I hope Andrew had the chance to discuss questions of complicity with racism, with his parents.
I’ll stop there, but hope that another comrade will respond to Naomi Wayne.
Greg
Naomi Wayne considers our (LFOP) description of Zionism as a settler-colonial movement as ‘simplistic’. I don’t agree.
Firstly, although Naomi doesn’t mention it as a factor, it is important to point out that, in the interests of British imperialism, successive British governments supported explicitly and implicitly the aims of Zionism. Without this there would be no Jewish state in Palestine.
Secondly, LFOP has never characterised the some 220,000 Jewish refugees in the Displaced Persons camps after the war as ‘settler-colonialists’. It is those who entered Palestine as immigrants before WW2 whom we describe as such.
It is certainly true that the first Jewish immigrants were primarily motivated by religion and they had no desire to create a Jewish state, in fact, considered the very notion to be ‘heresy’. However, everything changed with the Balfour declaration and the creation of the Mandated Authority for Palestine by Britain. During the 20s and 30s immigration into Palestine was controlled. The temporary Zionist Commission (later the permanent Executive Commission) set up in 1918 with Chaim Weizmann as its chair was regarded by the Mandate Authority as speaking for all Jews in Palestine. Every six months they negotiated a quota for Jewish immigration with the British government and were given the right to issue immigration permits. The first point of contact in the towns and cities of Europe for would-be immigrants would therefore be the Zionist organisations. They would select the immigrants and give out the permits.
Healthy young men willing to work in agriculture were favoured for selection in the early 1920s. These received preliminary training in centres run by the General Federation of Jewish Labour (Histradrut) in the countries of origin. If this is not settler-colonialism what is? It is, therefore, unlikely that the’ ‘vast majority’ of immigrants were unaware of the aims of the Zionist movement. Whether sympathetic to these aims, or not, without the active support and involvement of this majority of immigrants the Zionist movement would not have been able to lay down the structures of the future State.
During the 1920s and 30s the Zionists established an education system, supported the creation of businesses were created and public utilities (the British government ensured that these were all handed to Zionists or their supporters). The Jewish militia, the Haganah, was transformed into a military force that would become the Israel army. Described as being able to mobilise 50,000 armed men it helped the British to put down the Arab revolt of 1936 – 1939. The Histradrut, set up in December 1920 to manage Jewish labour, became central to the Zionist project as did the Jewish National Fund, mentioned in previous comments.
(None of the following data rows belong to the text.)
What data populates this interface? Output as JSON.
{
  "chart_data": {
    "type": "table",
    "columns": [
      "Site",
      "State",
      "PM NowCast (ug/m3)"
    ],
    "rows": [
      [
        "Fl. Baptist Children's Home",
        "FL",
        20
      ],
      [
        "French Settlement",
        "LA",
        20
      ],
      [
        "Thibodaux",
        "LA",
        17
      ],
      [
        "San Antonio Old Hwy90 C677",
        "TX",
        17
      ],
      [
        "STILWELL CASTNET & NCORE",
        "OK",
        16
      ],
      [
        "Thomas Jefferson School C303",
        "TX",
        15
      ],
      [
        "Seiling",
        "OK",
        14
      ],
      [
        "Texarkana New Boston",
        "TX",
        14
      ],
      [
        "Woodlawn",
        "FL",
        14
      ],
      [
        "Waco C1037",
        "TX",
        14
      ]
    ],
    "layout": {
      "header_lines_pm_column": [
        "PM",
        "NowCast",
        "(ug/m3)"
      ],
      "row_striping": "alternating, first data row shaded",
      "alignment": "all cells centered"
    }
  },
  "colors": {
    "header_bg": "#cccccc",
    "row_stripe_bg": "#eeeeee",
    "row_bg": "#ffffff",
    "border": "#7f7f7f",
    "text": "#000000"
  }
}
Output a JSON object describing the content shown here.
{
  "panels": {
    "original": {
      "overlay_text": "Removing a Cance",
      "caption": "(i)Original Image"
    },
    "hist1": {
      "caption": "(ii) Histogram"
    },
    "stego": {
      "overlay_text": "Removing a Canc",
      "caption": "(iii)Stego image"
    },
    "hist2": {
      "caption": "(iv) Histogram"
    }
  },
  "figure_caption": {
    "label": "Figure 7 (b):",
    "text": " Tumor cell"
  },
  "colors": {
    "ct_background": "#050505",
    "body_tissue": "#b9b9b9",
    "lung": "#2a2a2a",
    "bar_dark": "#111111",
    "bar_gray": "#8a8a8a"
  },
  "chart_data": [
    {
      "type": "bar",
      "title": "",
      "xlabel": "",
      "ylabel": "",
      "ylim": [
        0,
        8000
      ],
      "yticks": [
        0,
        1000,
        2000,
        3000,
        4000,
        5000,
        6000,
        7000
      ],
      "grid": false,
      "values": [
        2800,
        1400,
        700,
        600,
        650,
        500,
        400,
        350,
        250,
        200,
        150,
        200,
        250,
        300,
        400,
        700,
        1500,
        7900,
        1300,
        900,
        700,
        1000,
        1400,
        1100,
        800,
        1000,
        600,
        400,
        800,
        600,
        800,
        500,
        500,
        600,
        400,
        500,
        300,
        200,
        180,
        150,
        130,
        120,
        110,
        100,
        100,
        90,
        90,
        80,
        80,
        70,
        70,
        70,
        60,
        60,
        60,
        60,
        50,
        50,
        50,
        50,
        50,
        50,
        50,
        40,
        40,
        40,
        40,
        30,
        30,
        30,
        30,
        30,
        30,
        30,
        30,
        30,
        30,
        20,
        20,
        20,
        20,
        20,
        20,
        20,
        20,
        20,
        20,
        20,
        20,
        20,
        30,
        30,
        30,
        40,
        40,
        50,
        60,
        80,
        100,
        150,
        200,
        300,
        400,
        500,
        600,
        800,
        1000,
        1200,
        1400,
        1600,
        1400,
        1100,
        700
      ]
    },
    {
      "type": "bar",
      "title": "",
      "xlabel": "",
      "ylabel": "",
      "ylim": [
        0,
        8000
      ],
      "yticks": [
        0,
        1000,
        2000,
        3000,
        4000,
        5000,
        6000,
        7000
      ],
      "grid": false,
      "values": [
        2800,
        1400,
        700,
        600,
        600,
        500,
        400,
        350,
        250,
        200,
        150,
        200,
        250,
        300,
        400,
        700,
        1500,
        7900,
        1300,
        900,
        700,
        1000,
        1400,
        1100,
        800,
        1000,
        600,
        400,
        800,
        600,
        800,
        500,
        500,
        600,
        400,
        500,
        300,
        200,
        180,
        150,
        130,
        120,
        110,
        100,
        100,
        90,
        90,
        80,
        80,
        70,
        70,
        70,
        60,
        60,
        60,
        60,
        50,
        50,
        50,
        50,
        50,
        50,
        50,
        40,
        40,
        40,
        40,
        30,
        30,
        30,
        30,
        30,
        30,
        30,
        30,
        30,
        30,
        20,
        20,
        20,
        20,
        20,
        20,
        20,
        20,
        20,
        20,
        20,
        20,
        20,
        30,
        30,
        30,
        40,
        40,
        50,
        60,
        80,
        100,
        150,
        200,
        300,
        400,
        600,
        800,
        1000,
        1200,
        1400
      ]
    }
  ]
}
Were then was Palestine and Zionism at the outbreak of WW2? I quote Tom Segev in ‘One Palestine Complete: Jews and Arabs under the British Mandate.’ (2001)
“After three decades of Zionism in Palestine, there was still no clear timetable for the Jewish state but no doubt remained that Jewish independence was on the horizon. The social, political and military foundations of the state-to-be were firm; and a profound sense of national unity prevailed. The Zionist dream was about to become reality.”
He then continues
“There is therefore no basis for the frequent assertion that the state was established as a result of the Holocaust. Clearly, the shock, horror, and guilt felt by many generated sympathy for the Jews in general and the Zionist movement in particular. That sympathy helped the Zionists advance their diplomatic campaign and their propaganda, and shaped their strategy to focus efforts on the survivors…” of the Holocaust.
Yes I agree with Naomi that Britain (and other countries including the USA) is to be condemned for its refusal to allow in Jewish survivors of the Holocaust. Not for the first or last time a British government opposed the entry of refugees.
Yes, the Zionist leadership mounted massive campaigns to get as many Jewish refugees as possible to travel to Palestine. However, this was not out of sympathy for victims of poverty and persecution but to advance their aim of a Jewish majority in Palestine.